Three Forms of Knowledge
There are three essential ways in which you can invest in yourself concerning any particular field of commerce or industry.
(a) Product knowledge: During the anti-trust saga that really rocked Microsoft and nearly toppled it, Bill Gates, so wisely repositioned himself in order to keep Microsoft at the top of the competition. The rivals were breathing down Microsoft’s neck. And the US government wasn’t helping matters at all. In a wise move, Gates stepped down as the chairman, and repositioned to being the chief software architect. He went back to the product. He knew that the product was what gave Microsoft its enviable status and what kept them in the market.
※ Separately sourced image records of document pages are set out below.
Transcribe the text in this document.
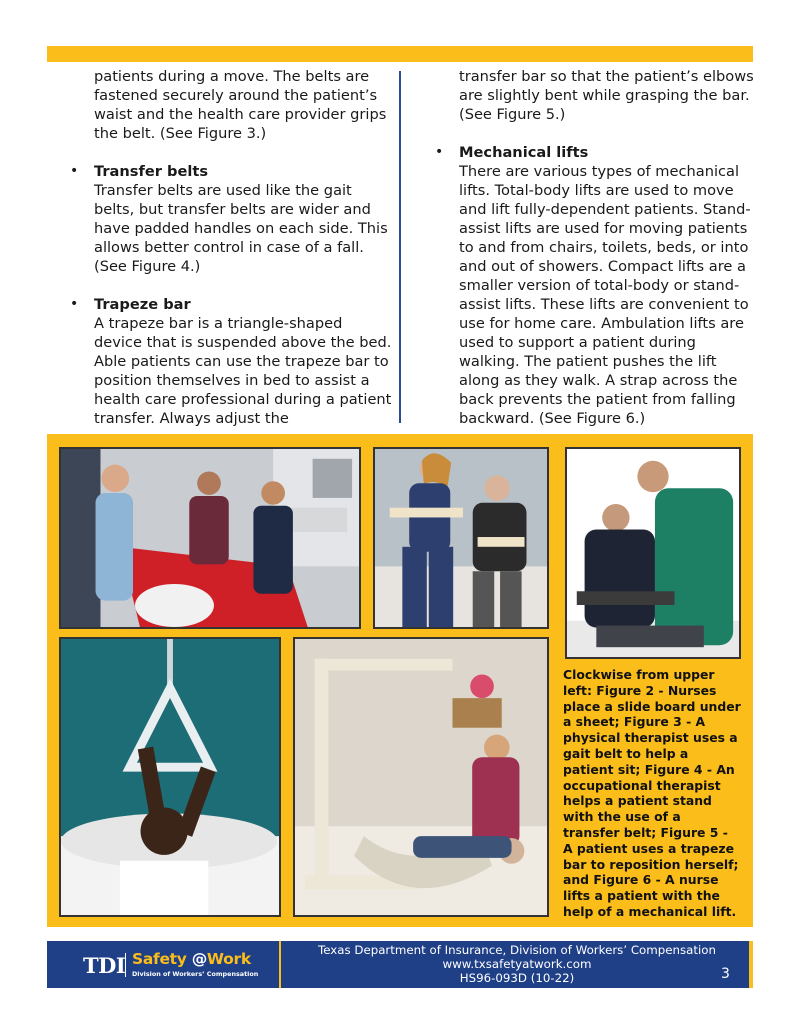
patients during a move. The belts are fastened securely around the patient’s waist and the health care provider grips the belt. (See Figure 3.)

• Transfer belts

Transfer belts are used like the gait belts, but transfer belts are wider and have padded handles on each side. This allows better control in case of a fall. (See Figure 4.)

• Trapeze bar

A trapeze bar is a triangle-shaped device that is suspended above the bed. Able patients can use the trapeze bar to position themselves in bed to assist a health care professional during a patient transfer. Always adjust the

transfer bar so that the patient’s elbows are slightly bent while grasping the bar. (See Figure 5.)

• Mechanical lifts

There are various types of mechanical lifts. Total-body lifts are used to move and lift fully-dependent patients. Stand-assist lifts are used for moving patients to and from chairs, toilets, beds, or into and out of showers. Compact lifts are a smaller version of total-body or stand-assist lifts. These lifts are convenient to use for home care. Ambulation lifts are used to support a patient during walking. The patient pushes the lift along as they walk. A strap across the back prevents the patient from falling backward. (See Figure 6.)

Clockwise from upper left: Figure 2 - Nurses place a slide board under a sheet; Figure 3 - A physical therapist uses a gait belt to help a patient sit; Figure 4 - An occupational therapist helps a patient stand with the use of a transfer belt; Figure 5 - A patient uses a trapeze bar to reposition herself; and Figure 6 - A nurse lifts a patient with the help of a mechanical lift.
TDI Safety @Work
Division of Workers’ Compensation
Texas Department of Insurance, Division of Workers’ Compensation
www.txsafetyatwork.com
HS96-093D (10-22)	3
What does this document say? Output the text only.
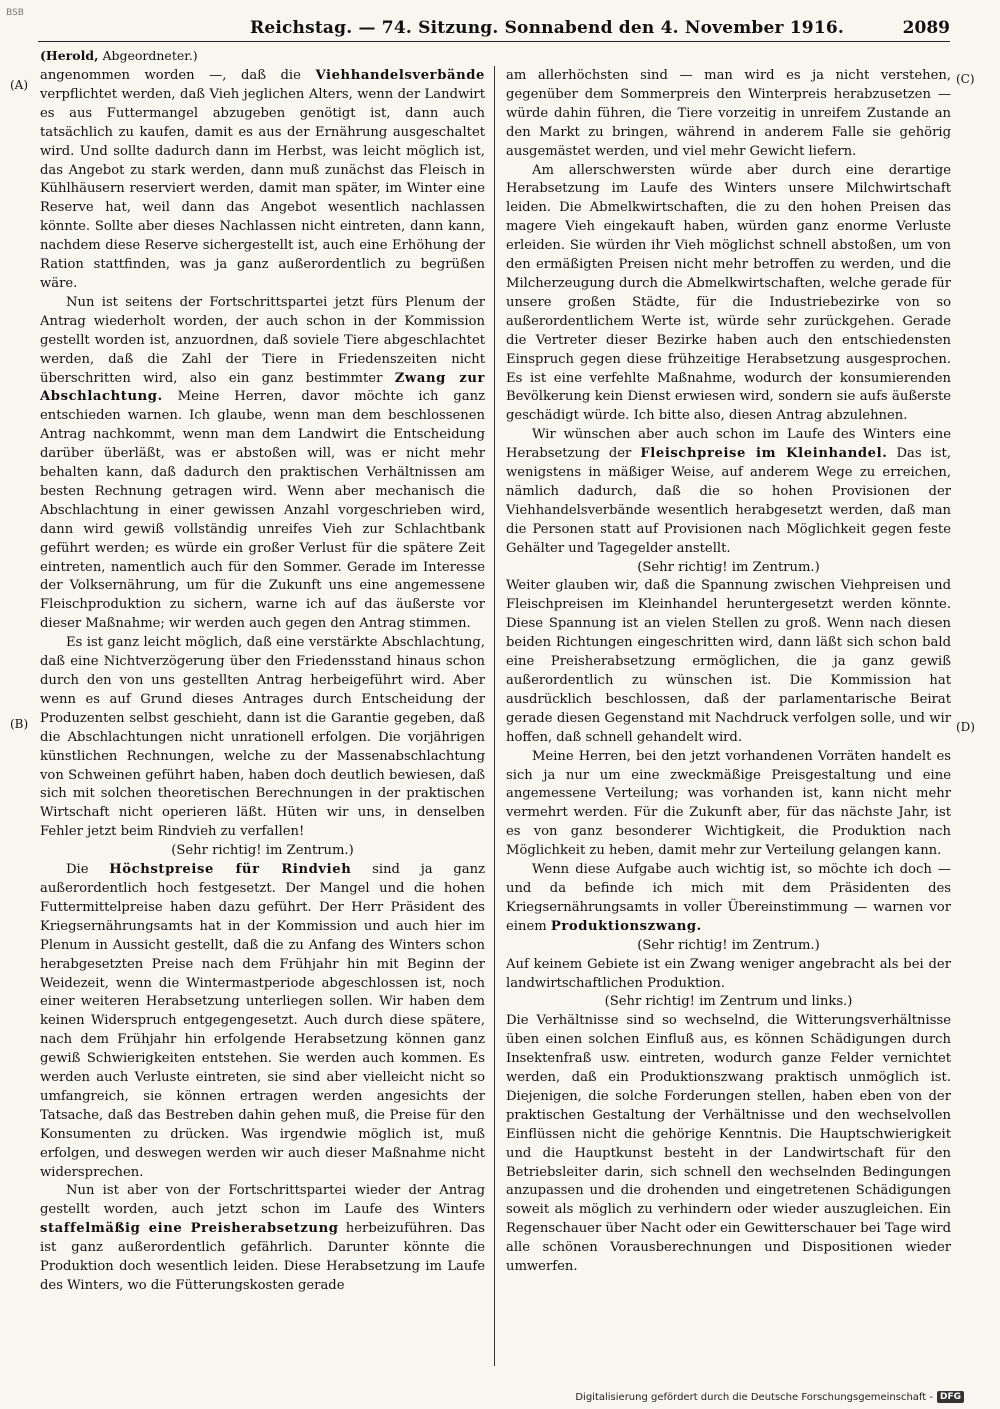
BSB
Reichstag. — 74. Sitzung. Sonnabend den 4. November 1916.	2089
(Herold, Abgeordneter.)
(A)
(B)
(C)
(D)

angenommen worden —, daß die Viehhandelsverbände verpflichtet werden, daß Vieh jeglichen Alters, wenn der Landwirt es aus Futtermangel abzugeben genötigt ist, dann auch tatsächlich zu kaufen, damit es aus der Ernährung ausgeschaltet wird. Und sollte dadurch dann im Herbst, was leicht möglich ist, das Angebot zu stark werden, dann muß zunächst das Fleisch in Kühlhäusern reserviert werden, damit man später, im Winter eine Reserve hat, weil dann das Angebot wesentlich nachlassen könnte. Sollte aber dieses Nachlassen nicht eintreten, dann kann, nachdem diese Reserve sichergestellt ist, auch eine Erhöhung der Ration stattfinden, was ja ganz außerordentlich zu begrüßen wäre.

Nun ist seitens der Fortschrittspartei jetzt fürs Plenum der Antrag wiederholt worden, der auch schon in der Kommission gestellt worden ist, anzuordnen, daß soviele Tiere abgeschlachtet werden, daß die Zahl der Tiere in Friedenszeiten nicht überschritten wird, also ein ganz bestimmter Zwang zur Abschlachtung. Meine Herren, davor möchte ich ganz entschieden warnen. Ich glaube, wenn man dem beschlossenen Antrag nachkommt, wenn man dem Landwirt die Entscheidung darüber überläßt, was er abstoßen will, was er nicht mehr behalten kann, daß dadurch den praktischen Verhältnissen am besten Rechnung getragen wird. Wenn aber mechanisch die Abschlachtung in einer gewissen Anzahl vorgeschrieben wird, dann wird gewiß vollständig unreifes Vieh zur Schlachtbank geführt werden; es würde ein großer Verlust für die spätere Zeit eintreten, namentlich auch für den Sommer. Gerade im Interesse der Volksernährung, um für die Zukunft uns eine angemessene Fleischproduktion zu sichern, warne ich auf das äußerste vor dieser Maßnahme; wir werden auch gegen den Antrag stimmen.

Es ist ganz leicht möglich, daß eine verstärkte Abschlachtung, daß eine Nichtverzögerung über den Friedensstand hinaus schon durch den von uns gestellten Antrag herbeigeführt wird. Aber wenn es auf Grund dieses Antrages durch Entscheidung der Produzenten selbst geschieht, dann ist die Garantie gegeben, daß die Abschlachtungen nicht unrationell erfolgen. Die vorjährigen künstlichen Rechnungen, welche zu der Massenabschlachtung von Schweinen geführt haben, haben doch deutlich bewiesen, daß sich mit solchen theoretischen Berechnungen in der praktischen Wirtschaft nicht operieren läßt. Hüten wir uns, in denselben Fehler jetzt beim Rindvieh zu verfallen!

(Sehr richtig! im Zentrum.)

Die Höchstpreise für Rindvieh sind ja ganz außerordentlich hoch festgesetzt. Der Mangel und die hohen Futtermittelpreise haben dazu geführt. Der Herr Präsident des Kriegsernährungsamts hat in der Kommission und auch hier im Plenum in Aussicht gestellt, daß die zu Anfang des Winters schon herabgesetzten Preise nach dem Frühjahr hin mit Beginn der Weidezeit, wenn die Wintermastperiode abgeschlossen ist, noch einer weiteren Herabsetzung unterliegen sollen. Wir haben dem keinen Widerspruch entgegengesetzt. Auch durch diese spätere, nach dem Frühjahr hin erfolgende Herabsetzung können ganz gewiß Schwierigkeiten entstehen. Sie werden auch kommen. Es werden auch Verluste eintreten, sie sind aber vielleicht nicht so umfangreich, sie können ertragen werden angesichts der Tatsache, daß das Bestreben dahin gehen muß, die Preise für den Konsumenten zu drücken. Was irgendwie möglich ist, muß erfolgen, und deswegen werden wir auch dieser Maßnahme nicht widersprechen.

Nun ist aber von der Fortschrittspartei wieder der Antrag gestellt worden, auch jetzt schon im Laufe des Winters staffelmäßig eine Preisherabsetzung herbeizuführen. Das ist ganz außerordentlich gefährlich. Darunter könnte die Produktion doch wesentlich leiden. Diese Herabsetzung im Laufe des Winters, wo die Fütterungskosten gerade

am allerhöchsten sind — man wird es ja nicht verstehen, gegenüber dem Sommerpreis den Winterpreis herabzusetzen — würde dahin führen, die Tiere vorzeitig in unreifem Zustande an den Markt zu bringen, während in anderem Falle sie gehörig ausgemästet werden, und viel mehr Gewicht liefern.

Am allerschwersten würde aber durch eine derartige Herabsetzung im Laufe des Winters unsere Milchwirtschaft leiden. Die Abmelkwirtschaften, die zu den hohen Preisen das magere Vieh eingekauft haben, würden ganz enorme Verluste erleiden. Sie würden ihr Vieh möglichst schnell abstoßen, um von den ermäßigten Preisen nicht mehr betroffen zu werden, und die Milcherzeugung durch die Abmelkwirtschaften, welche gerade für unsere großen Städte, für die Industriebezirke von so außerordentlichem Werte ist, würde sehr zurückgehen. Gerade die Vertreter dieser Bezirke haben auch den entschiedensten Einspruch gegen diese frühzeitige Herabsetzung ausgesprochen. Es ist eine verfehlte Maßnahme, wodurch der konsumierenden Bevölkerung kein Dienst erwiesen wird, sondern sie aufs äußerste geschädigt würde. Ich bitte also, diesen Antrag abzulehnen.

Wir wünschen aber auch schon im Laufe des Winters eine Herabsetzung der Fleischpreise im Kleinhandel. Das ist, wenigstens in mäßiger Weise, auf anderem Wege zu erreichen, nämlich dadurch, daß die so hohen Provisionen der Viehhandelsverbände wesentlich herabgesetzt werden, daß man die Personen statt auf Provisionen nach Möglichkeit gegen feste Gehälter und Tagegelder anstellt.

(Sehr richtig! im Zentrum.)

Weiter glauben wir, daß die Spannung zwischen Viehpreisen und Fleischpreisen im Kleinhandel heruntergesetzt werden könnte. Diese Spannung ist an vielen Stellen zu groß. Wenn nach diesen beiden Richtungen eingeschritten wird, dann läßt sich schon bald eine Preisherabsetzung ermöglichen, die ja ganz gewiß außerordentlich zu wünschen ist. Die Kommission hat ausdrücklich beschlossen, daß der parlamentarische Beirat gerade diesen Gegenstand mit Nachdruck verfolgen solle, und wir hoffen, daß schnell gehandelt wird.

Meine Herren, bei den jetzt vorhandenen Vorräten handelt es sich ja nur um eine zweckmäßige Preisgestaltung und eine angemessene Verteilung; was vorhanden ist, kann nicht mehr vermehrt werden. Für die Zukunft aber, für das nächste Jahr, ist es von ganz besonderer Wichtigkeit, die Produktion nach Möglichkeit zu heben, damit mehr zur Verteilung gelangen kann.

Wenn diese Aufgabe auch wichtig ist, so möchte ich doch — und da befinde ich mich mit dem Präsidenten des Kriegsernährungsamts in voller Übereinstimmung — warnen vor einem Produktionszwang.

(Sehr richtig! im Zentrum.)

Auf keinem Gebiete ist ein Zwang weniger angebracht als bei der landwirtschaftlichen Produktion.

(Sehr richtig! im Zentrum und links.)

Die Verhältnisse sind so wechselnd, die Witterungsverhältnisse üben einen solchen Einfluß aus, es können Schädigungen durch Insektenfraß usw. eintreten, wodurch ganze Felder vernichtet werden, daß ein Produktionszwang praktisch unmöglich ist. Diejenigen, die solche Forderungen stellen, haben eben von der praktischen Gestaltung der Verhältnisse und den wechselvollen Einflüssen nicht die gehörige Kenntnis. Die Hauptschwierigkeit und die Hauptkunst besteht in der Landwirtschaft für den Betriebsleiter darin, sich schnell den wechselnden Bedingungen anzupassen und die drohenden und eingetretenen Schädigungen soweit als möglich zu verhindern oder wieder auszugleichen. Ein Regenschauer über Nacht oder ein Gewitterschauer bei Tage wird alle schönen Vorausberechnungen und Dispositionen wieder umwerfen.

Digitalisierung gefördert durch die Deutsche Forschungsgemeinschaft - DFG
Alarmingly, these days you find folks in sales that have just a little more than twenty percent knowledge of the product they represent. When they encounter a quite intelligent and inquisitive individual, their folly is exposed. This can be quite annoying. You see folks selling cars who know next to nothing about cars. You find ladies selling cosmetics and they cannot tell one skin type different from another. Have you met an average insurance sales man or woman?
In developing your knowledge of the product you represent, avoid a mistake many make. Many focus on the features of the product. When they talk to you about the product all they talk about is what the stuff can do. But then, the question is not what the product can do, but what it can do for me. This means don’t just focus on the features of the product but the benefits in the product. Not just what it is capable of doing, but what it can do for people. So the benefit of the feature is as important as the feature. For instance, if a car can run at 300km/h, it has speed. Is speed the benefit? No. Speed will be the feature while time will be the benefit, because what is the point in having speed but not being sure of good time.
With the advent of globalisation, customer sophistication has been on the rise and ignorant salesmen/entrepreneurs will not be spared. Customers are becoming increasingly savvy and would place a heavy demand for value whenever they part with money. You must know more about your product than the most inquisitive customer.
Products must be need-based. They must be seen from the point of view of the customer and not that of the product. Too often bankers try to sell products that are irrelevant to their customers. Many have no knowledge of their customer’s line of business, hence they are ignorant of his business and personal needs, yet they are determined to sell him a product. Your customer is not going to buy your product just because it is a good product.
(b) Market Knowledge: You can’t survive in an environment you are ignorant of and
unfamiliar with. Knowing the product is one thing, but knowing where the product is going to compete is another thing. The Nokia Research centre, for example, develops various interesting technologies, but each innovation must pass through business development test to see how it interfaces with real life application to make consumer sense. If it passes that test, then it is good to go.
What other products exist? What are their market shares? Who is number one? Who is number two? Why is the leading product so? Is the leading product the first product in that market?
Do not be afraid to confront market realities. Entrepreneurs often get emotional/sentimental about a good invention/product and refuse to face the reality that the product’s value can never be appreciated in the society in which they are attempting to sell it. You must understand that change is legal and the only constant thing. This means that you must be up to speed with the external/market realities and adjust your product to reflect any changes you discover. Your comparative advantage may just be a superior understanding of the workings of the market you serve.
(c) System Knowledge: In order to effectively succeed at (a) and (b), you must
have a support structure that keeps (a) in tune with (b) in terms of supply, quality delivery, feedback, payment regimes and systems, branding/publicity, etc.